Unnamed: 0,title,combined
0,Avatar,Action Adventure Fantasy Science Fiction cultu...
1,Pirates of the Caribbean: At World's End,Adventure Fantasy Action ocean drug abuse exot...
2,Spectre,Action Adventure Crime spy based on novel secr...
3,The Dark Knight Rises,Action Crime Drama Thriller dc comics crime fi...
4,John Carter,Action Adventure Science Fiction based on nove...


In [12]:
tfidf = TfidfVectorizer(stop_words='english')
tfidf_matrix = tfidf.fit_transform(df['combined'])

print("TF-IDF Matrix shape:", tfidf_matrix.shape)
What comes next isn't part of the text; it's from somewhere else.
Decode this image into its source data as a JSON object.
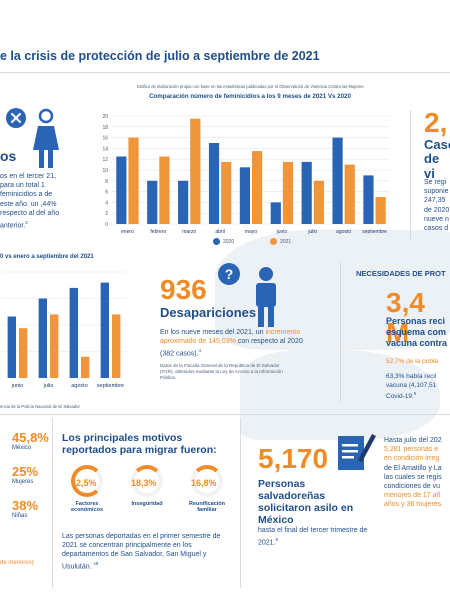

TF-IDF Matrix shape: (4803, 7069)


In [14]:
cosine_sim = cosine_similarity(tfidf_matrix, tfidf_matrix)

In [16]:
# Reset index for matching
df = df.reset_index()
indices = pd.Series(df.index, index=df['title'].str.lower())

# Recommendation function
def recommend(title, cosine_sim=cosine_sim):
    title = title.lower()
    if title not in indices:
        return "Movie not found in database."
    
    idx = indices[title]
    sim_scores = list(enumerate(cosine_sim[idx]))
    sim_scores = sorted(sim_scores, key=lambda x: x[1], reverse=True)
    sim_scores = sim_scores[1:6]  # top 5 excluding the movie itself

    movie_indices = [i[0] for i in sim_scores]
    return df['title'].iloc[movie_indices]

In [18]:
recommend("Avatar")

278     Planet of the Apes
239                Gravity
2403                Aliens
838                 Alien³
541                Soldier
Name: title, dtype: object

In [20]:
pip install streamlit

Note: you may need to restart the kernel to use updated packages.